Common Names: Making Gardening Accessible?
Does using common names dumb down gardening or make it more accessible?
January 23, 2012
I was simply one of a number of speakers at an excellent landscape symposium on Long Island, and was asked to sit with them and field questions from the audience. I always cringe at such “opportunities” so I try to mind my own business and stay out of trouble. I usually don’t have a good answer to problems of deer or shade trees anyway.
Most of the questions were straightforward enough, and the session was almost completed when a fellow asked, “What do you think about the increasing use of common names in our industry?”
One the speakers, a rhododendron guru, stated that he used botanical names exclusively in his retail and wholesale nursery, and the other experts essentially said the same. Common names were confusing, they didn’t match up in different parts of the country, and as gardeners and landscapers became more competent, they shouldn’t have too much problem speaking or asking for plants botanically.
As the moderator was about to move on, I couldn’t help myself. I said (nicely), “Wait a minute, you guys are crazy! We have fewer customers than ever; the baby boomers can’t be expected to keep funding this industry, but most importantly, we have to make gardening and landscaping simpler.
“We as professionals should know the botanical names of everything we grow and sell, that is why we call ourselves professionals. Knowing the botanical name keeps us from ordering the wrong plant, and we all speak the same language. However, why do we want to force feed them to our customers?
“As professionals, we should know, use and promote the common names to simplify and make the buying experience more user-friendly. To think that my daughter Heather is ever going to learn chaenomeles instead of quince, baptisia rather than indigo, and to think she will ever get her tongue around calibrachoa is ludicrous; she hasn’t the time or the interest. We should know those names, but yes, we should be using common names. Absolutely. Not as a substitute but as a way of making Heather feel more comfortable.”
The place buzzed a little, and then the same fellow, obviously somewhat upset with my inappropriate answer, bellowed, “So you want to dumb us down even more?”
I had tried to be unemotional, but the gauntlet was thrown. “Come on now, this is not dumbing down horticulture, it is lifting it up. It makes us more accessible to people like Heather and her generation, making her experience in the retail store that much more comfortable.
“Baby boomers are looking to simplify, a couple of shrubs is now more in keeping with their lifestyle than a dozen perennials. They will be buying less, and we need to attract the Heathers of the world. We won’t do it by being holier-than-thou. Fortunately, landscapers today are buying more and more plants but we should not expect them to know all the names; it would be nice, but it’s not going to happen.”

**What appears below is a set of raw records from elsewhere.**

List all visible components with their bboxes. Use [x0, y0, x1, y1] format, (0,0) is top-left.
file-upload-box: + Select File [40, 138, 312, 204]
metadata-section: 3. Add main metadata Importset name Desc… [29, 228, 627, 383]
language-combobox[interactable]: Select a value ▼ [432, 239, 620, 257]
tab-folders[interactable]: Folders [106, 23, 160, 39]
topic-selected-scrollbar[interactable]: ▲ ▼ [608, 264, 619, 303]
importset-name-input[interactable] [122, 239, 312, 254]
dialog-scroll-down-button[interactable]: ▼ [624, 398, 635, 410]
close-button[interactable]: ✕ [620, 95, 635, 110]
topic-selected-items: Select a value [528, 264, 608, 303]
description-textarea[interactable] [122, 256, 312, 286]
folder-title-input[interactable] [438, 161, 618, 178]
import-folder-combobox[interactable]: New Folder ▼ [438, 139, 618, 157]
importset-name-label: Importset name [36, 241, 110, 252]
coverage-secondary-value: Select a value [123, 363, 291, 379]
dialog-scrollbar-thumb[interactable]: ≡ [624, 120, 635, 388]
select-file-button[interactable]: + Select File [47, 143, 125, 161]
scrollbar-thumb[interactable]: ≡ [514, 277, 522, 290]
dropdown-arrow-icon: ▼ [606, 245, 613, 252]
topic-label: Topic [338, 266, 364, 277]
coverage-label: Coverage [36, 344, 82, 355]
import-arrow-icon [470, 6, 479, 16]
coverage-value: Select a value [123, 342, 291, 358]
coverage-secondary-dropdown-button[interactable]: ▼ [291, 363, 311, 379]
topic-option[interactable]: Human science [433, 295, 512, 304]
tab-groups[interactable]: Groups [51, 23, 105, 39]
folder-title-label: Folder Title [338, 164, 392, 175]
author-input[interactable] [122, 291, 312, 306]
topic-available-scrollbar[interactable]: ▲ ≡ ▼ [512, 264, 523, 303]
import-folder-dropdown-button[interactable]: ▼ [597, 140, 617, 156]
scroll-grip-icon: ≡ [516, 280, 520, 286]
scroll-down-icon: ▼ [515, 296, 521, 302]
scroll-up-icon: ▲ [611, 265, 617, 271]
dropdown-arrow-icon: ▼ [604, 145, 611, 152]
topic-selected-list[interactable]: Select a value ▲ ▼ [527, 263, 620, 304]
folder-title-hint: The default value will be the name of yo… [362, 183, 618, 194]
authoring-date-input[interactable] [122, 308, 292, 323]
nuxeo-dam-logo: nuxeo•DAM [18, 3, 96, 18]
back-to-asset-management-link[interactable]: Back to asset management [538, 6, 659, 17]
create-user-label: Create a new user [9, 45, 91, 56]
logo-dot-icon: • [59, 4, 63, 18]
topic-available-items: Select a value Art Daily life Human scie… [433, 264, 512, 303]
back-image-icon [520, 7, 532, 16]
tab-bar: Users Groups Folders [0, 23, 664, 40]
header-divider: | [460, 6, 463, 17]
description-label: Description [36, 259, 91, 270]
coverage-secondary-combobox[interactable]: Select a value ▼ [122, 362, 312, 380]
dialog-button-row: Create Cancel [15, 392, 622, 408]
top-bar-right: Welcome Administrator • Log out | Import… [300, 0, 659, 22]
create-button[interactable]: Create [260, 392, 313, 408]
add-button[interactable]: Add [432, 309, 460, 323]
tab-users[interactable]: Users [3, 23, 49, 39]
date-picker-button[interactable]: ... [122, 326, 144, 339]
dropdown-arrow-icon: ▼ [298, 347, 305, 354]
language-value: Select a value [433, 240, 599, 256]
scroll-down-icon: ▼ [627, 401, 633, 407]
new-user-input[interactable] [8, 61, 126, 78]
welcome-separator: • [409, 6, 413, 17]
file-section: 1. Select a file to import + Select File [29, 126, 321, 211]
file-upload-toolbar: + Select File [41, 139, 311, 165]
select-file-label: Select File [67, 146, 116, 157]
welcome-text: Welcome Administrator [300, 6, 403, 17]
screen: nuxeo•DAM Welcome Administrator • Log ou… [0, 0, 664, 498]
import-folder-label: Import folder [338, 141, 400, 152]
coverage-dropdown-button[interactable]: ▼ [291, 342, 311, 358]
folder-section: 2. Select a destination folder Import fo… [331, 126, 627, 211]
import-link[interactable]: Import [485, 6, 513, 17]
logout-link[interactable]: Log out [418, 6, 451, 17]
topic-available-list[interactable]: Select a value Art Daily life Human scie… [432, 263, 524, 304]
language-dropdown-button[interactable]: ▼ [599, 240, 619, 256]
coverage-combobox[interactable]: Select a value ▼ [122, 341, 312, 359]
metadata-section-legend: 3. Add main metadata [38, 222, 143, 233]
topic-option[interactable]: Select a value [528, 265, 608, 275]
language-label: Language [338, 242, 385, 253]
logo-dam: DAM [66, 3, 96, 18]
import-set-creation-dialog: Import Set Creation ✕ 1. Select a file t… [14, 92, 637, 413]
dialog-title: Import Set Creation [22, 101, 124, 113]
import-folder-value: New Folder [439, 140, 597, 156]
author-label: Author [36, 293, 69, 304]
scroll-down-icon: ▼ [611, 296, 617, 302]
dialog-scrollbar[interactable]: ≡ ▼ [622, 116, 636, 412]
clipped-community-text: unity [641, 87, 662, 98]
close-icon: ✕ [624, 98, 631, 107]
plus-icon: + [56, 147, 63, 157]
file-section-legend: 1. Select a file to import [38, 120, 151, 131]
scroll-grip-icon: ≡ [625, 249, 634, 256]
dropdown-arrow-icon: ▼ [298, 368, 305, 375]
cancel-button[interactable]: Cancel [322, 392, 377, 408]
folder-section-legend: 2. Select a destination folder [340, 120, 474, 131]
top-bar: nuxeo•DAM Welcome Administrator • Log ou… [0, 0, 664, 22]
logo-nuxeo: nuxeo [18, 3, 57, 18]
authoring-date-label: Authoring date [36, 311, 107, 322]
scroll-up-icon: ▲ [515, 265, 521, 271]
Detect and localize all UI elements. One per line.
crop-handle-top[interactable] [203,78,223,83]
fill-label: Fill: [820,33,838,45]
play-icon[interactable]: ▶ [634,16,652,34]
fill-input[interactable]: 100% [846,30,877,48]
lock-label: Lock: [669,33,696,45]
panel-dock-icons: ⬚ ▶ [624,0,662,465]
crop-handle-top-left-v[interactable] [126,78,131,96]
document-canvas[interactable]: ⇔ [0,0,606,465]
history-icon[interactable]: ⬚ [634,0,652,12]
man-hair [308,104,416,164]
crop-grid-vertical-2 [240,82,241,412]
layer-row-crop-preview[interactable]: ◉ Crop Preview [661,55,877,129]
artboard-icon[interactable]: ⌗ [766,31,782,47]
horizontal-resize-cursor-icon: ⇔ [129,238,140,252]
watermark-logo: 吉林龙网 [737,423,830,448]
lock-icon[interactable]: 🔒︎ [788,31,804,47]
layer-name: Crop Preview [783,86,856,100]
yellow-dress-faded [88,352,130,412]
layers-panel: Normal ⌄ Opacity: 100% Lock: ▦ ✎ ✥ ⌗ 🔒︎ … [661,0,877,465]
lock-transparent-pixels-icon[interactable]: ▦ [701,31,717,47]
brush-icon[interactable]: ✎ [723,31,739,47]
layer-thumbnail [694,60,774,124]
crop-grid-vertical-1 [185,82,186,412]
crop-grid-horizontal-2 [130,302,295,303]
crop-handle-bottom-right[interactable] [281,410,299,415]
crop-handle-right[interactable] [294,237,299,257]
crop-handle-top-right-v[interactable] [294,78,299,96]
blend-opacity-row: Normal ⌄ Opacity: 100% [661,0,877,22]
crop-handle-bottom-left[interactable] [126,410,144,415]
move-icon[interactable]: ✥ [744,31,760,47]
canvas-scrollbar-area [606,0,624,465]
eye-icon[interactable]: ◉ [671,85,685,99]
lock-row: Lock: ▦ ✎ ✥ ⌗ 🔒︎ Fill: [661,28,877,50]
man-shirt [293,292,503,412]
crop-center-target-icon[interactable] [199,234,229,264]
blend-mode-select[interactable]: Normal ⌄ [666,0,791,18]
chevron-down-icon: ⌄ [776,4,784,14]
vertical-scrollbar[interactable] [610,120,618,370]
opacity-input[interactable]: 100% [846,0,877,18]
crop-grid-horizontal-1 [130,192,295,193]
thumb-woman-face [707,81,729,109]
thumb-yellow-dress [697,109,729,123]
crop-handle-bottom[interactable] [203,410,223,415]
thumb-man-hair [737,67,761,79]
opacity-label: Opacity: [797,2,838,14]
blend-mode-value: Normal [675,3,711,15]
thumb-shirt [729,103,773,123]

Essentially that was the gist of the friendly repartee on Long Island. It turns out, he worked at a public Arboretum and saw things in a little different light than do producers and distributors. Most of the time, I am arguing his side, but for us, not for the public. We, the greenhouse and landscape industries, need to learn botanical names, because we get into trouble and sow confusion by relying on common names among each other. But that is for another day.
I believe we have many parallels with the computer industry. Everybody wants a computer that performs well, but if the people at Computer Doodle expected the people who walked into the store to know the difference between ROM and RAM, what a cache was and how to change the resolution on their screen, well, they’d never make a sale. Instead they talk about speed, reliability and memory, words everyone is familiar with. The computer professionals know their buzz words, but the computer industry long ago realized that if they were to attract new customers, they had to make the buying experience more friendly. So should we.
For now, when Heather comes to talk to you about some plants for her garden, tell her about your beautiful baskets of trailing petunias and how beautiful are the fan flowers. She will come back again and again.